Travers Mercarde threw a quick punch. I, disinclined to be hit in the face again, ducked and retaliated with an uppercut to Travers’s gut. He grunted, warm breath billowing over my head. I grabbed his shoulders and jerked him down into a knee strike. Groaning, he shoved me away, and I warily retreated two steps.

“My fight isn’t with you.” I dared a glance toward the alley where Topaz and Tydeus had disappeared.

“If you fight her, then you fight me.” Travers kept on his toes, ready to pounce again. “She belongs with me.”

Those words reverberated through me. One moment I was carefully analyzing his stance—he certainly had combat training—the next moment, all reason abandoned me. I launched myself at him and followed him to the ground, my fist pulling back and driving down into his face. Over and over.

His words ricocheted through my body, burning down the walls that contained my dominance. My opponent, who thought to claim the one the Core had promised to me, shielded his face before my third strike landed. My fist slammed against his forearm. Dully, I registered pain in my knuckles and merely switched hands, hooking around his guard to drive my fist into his ear.

Magic from the air condensed under me as Travers drew it in. I drew back to punch again anyway. But he vanished, and my knuckles crashed into the ground. A beast, like an oversized black rat, snapped his fangs into my wrists. Growling through clenched teeth, I gripped Travers by the scruff of his neck.

His beasts form was a pint-sized bear devil, about three feet from nose to rump, with white markings across his chest. He had long legs, a fluffy tail, and gigantic ears of a bat-eared fox. In series of snaps, he stabbed his fangs into my arm with a force to crush bone.

My unleashed dominance clouded out all rational thought. I ripped him from my arm. Dagger-like teeth shredded through more of my skin and muscles. I shoved to my feet, Travers wriggling in my grip. The bear devil’s face was already swollen, one eye pinched shut like mine was. I held Ruani’s representative up to eyelevel, lips curling to reveal my fangs. “No. She belongs with me.”

A howl from the alley—Tydeus?—slapped my dominance back into place. My mind cleared and horror at my actions blossomed.

“Rokan! Where’s Tydeus?” Chet’s voice was screaming through the abandoned phone.

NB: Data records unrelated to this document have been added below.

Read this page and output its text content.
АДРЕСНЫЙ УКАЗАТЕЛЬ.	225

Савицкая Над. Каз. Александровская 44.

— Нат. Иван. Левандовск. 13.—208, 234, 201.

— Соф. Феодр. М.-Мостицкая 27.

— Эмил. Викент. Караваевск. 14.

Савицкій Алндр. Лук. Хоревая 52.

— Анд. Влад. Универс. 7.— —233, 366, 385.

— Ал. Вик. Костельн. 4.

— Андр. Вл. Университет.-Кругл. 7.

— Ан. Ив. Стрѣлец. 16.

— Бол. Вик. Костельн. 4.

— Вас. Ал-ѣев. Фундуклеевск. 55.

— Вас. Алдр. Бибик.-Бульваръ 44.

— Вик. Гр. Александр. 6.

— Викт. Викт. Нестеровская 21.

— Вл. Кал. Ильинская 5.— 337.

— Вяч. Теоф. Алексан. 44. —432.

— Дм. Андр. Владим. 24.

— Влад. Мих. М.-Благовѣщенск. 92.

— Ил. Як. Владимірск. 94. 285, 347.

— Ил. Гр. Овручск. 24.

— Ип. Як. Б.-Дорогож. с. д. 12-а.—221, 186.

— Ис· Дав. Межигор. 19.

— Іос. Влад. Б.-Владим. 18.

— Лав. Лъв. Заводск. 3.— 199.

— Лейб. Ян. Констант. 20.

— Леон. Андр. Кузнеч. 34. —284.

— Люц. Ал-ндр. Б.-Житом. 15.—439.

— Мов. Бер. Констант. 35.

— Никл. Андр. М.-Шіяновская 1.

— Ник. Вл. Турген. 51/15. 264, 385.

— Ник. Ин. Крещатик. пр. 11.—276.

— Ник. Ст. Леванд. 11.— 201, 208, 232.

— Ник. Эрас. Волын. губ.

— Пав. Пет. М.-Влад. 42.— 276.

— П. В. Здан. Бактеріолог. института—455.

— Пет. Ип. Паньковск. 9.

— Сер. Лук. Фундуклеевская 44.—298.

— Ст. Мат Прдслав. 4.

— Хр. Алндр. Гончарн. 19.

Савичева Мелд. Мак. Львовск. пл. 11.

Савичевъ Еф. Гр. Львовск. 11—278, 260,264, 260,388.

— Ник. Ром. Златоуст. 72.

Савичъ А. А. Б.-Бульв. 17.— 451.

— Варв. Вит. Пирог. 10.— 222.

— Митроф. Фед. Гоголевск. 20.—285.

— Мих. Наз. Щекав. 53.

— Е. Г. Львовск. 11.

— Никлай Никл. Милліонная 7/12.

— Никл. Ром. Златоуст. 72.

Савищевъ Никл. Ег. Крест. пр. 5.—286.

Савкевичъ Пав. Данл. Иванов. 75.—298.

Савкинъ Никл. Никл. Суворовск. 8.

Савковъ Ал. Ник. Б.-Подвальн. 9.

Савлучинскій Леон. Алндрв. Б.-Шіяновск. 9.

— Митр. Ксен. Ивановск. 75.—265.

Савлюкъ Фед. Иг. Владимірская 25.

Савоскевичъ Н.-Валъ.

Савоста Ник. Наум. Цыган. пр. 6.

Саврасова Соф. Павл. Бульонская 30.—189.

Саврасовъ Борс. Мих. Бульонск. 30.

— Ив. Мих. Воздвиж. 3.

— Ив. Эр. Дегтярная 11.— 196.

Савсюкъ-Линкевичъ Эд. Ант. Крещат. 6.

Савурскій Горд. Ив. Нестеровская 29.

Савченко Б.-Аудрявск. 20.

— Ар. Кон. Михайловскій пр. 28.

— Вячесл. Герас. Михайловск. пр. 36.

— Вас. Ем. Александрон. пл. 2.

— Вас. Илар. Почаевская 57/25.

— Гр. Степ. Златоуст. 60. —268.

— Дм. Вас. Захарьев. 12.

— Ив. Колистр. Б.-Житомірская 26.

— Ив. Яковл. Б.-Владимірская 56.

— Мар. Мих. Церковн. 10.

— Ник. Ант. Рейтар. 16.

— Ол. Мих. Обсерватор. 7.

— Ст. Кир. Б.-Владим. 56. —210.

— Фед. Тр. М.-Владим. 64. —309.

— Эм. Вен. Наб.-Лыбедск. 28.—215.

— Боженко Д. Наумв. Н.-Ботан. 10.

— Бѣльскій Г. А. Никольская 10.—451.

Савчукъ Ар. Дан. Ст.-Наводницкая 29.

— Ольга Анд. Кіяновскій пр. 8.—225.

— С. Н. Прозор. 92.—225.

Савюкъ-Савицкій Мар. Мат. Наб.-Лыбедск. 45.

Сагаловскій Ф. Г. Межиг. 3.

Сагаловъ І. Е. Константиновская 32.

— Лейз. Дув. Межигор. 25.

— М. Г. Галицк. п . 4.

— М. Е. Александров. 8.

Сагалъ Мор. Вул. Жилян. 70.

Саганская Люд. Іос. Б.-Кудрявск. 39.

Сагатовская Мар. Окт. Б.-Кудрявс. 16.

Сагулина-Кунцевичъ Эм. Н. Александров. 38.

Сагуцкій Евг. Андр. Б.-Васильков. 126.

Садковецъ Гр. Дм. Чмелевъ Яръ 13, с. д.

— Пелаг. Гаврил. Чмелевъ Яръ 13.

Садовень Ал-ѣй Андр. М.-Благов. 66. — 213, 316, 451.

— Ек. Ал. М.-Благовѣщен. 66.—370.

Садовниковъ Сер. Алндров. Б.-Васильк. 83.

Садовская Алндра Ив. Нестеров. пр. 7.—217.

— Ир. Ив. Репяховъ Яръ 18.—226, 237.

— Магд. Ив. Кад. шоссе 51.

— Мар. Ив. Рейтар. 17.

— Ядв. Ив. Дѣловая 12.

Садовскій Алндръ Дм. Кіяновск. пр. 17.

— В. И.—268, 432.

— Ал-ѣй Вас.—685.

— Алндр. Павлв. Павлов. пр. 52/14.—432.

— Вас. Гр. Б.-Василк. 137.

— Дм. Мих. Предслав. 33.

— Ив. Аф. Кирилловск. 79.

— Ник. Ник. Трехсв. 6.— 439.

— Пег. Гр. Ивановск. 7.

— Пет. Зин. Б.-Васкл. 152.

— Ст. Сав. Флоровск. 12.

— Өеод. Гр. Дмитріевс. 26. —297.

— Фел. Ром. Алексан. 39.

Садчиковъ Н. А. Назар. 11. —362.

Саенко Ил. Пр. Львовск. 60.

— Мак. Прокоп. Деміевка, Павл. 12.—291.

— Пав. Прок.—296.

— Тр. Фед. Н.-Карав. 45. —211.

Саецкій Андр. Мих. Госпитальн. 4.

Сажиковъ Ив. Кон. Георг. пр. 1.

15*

“Tides.” I chucked Travers aside, not quite sure what else to do with him, but knowing I needed him out of the way. I probably also owed him an apology or two for losing control again.

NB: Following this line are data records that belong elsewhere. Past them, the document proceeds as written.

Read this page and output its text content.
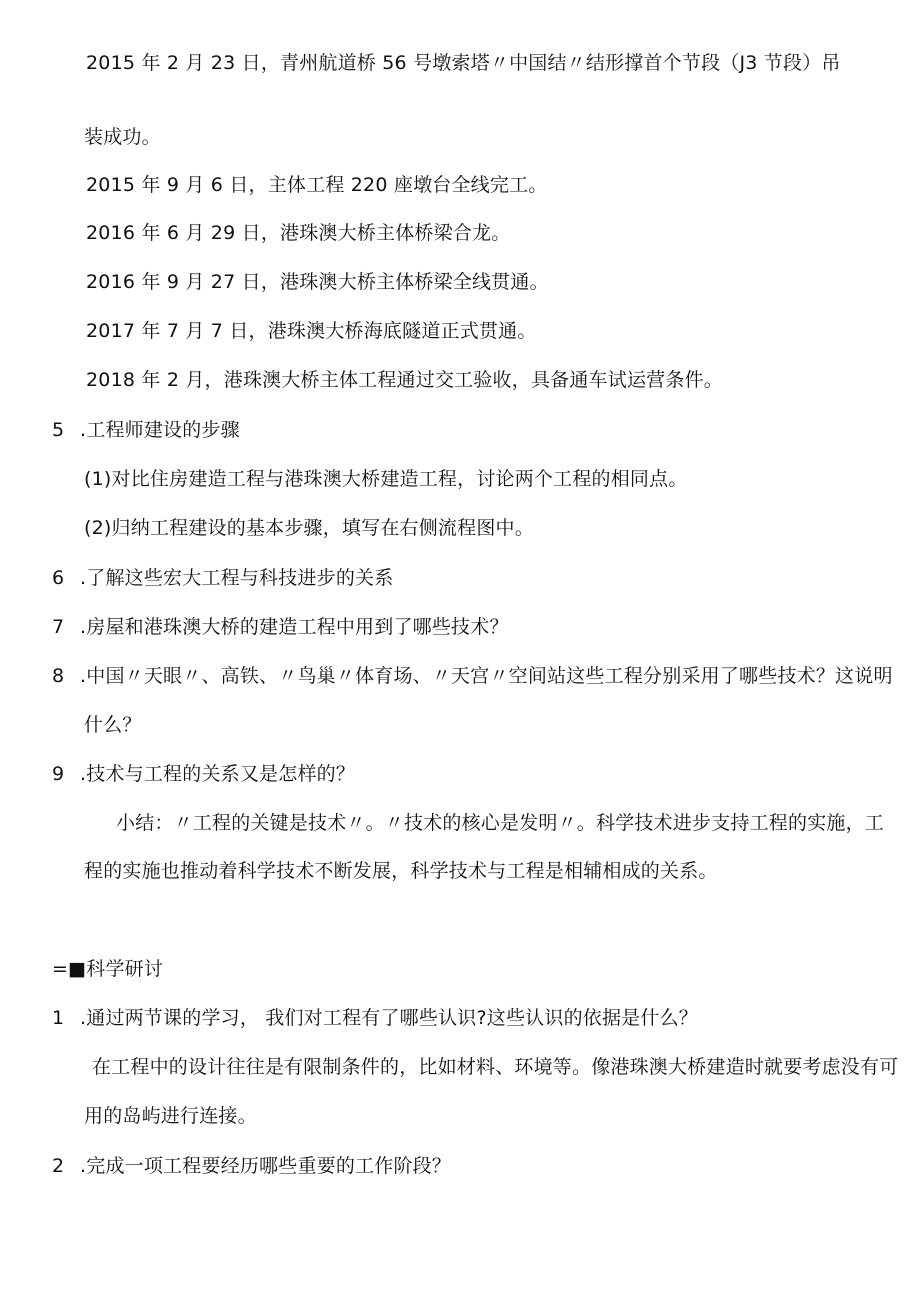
2015 年 2 月 23 日，青州航道桥 56 号墩索塔〃中国结〃结形撑首个节段（J3 节段）吊
装成功。
2015 年 9 月 6 日，主体工程 220 座墩台全线完工。
2016 年 6 月 29 日，港珠澳大桥主体桥梁合龙。
2016 年 9 月 27 日，港珠澳大桥主体桥梁全线贯通。
2017 年 7 月 7 日，港珠澳大桥海底隧道正式贯通。
2018 年 2 月，港珠澳大桥主体工程通过交工验收，具备通车试运营条件。
5 .工程师建设的步骤
(1)对比住房建造工程与港珠澳大桥建造工程，讨论两个工程的相同点。
(2)归纳工程建设的基本步骤，填写在右侧流程图中。
6 .了解这些宏大工程与科技进步的关系
7 .房屋和港珠澳大桥的建造工程中用到了哪些技术？
8 .中国〃天眼〃、高铁、〃鸟巢〃体育场、〃天宫〃空间站这些工程分别采用了哪些技术？这说明
什么？
9 .技术与工程的关系又是怎样的？
小结：〃工程的关键是技术〃。〃技术的核心是发明〃。科学技术进步支持工程的实施，工
程的实施也推动着科学技术不断发展，科学技术与工程是相辅相成的关系。
=■科学研讨
1 .通过两节课的学习， 我们对工程有了哪些认识?这些认识的依据是什么？
在工程中的设计往往是有限制条件的，比如材料、环境等。像港珠澳大桥建造时就要考虑没有可
用的岛屿进行连接。
2 .完成一项工程要经历哪些重要的工作阶段？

The Ruanian hit the ground with a yip and seemed to struggle to rise again. Wincing with guilt and sympathy, I scooped up the phone and took off for the alley.

How had I lost control so completely again? And why? Why was it that every time Topaz popped up, even in conversation—if that was what one could call my exchange with Travers—did my dominance grow in power and strength beyond what I could contain? Topaz made me lose my sensibilities. Made my focus on the mission fuzzy. And corrupted my morality until I was running on the pure instinct to dominate and even kill.

That woman would be my ruin, I just knew it.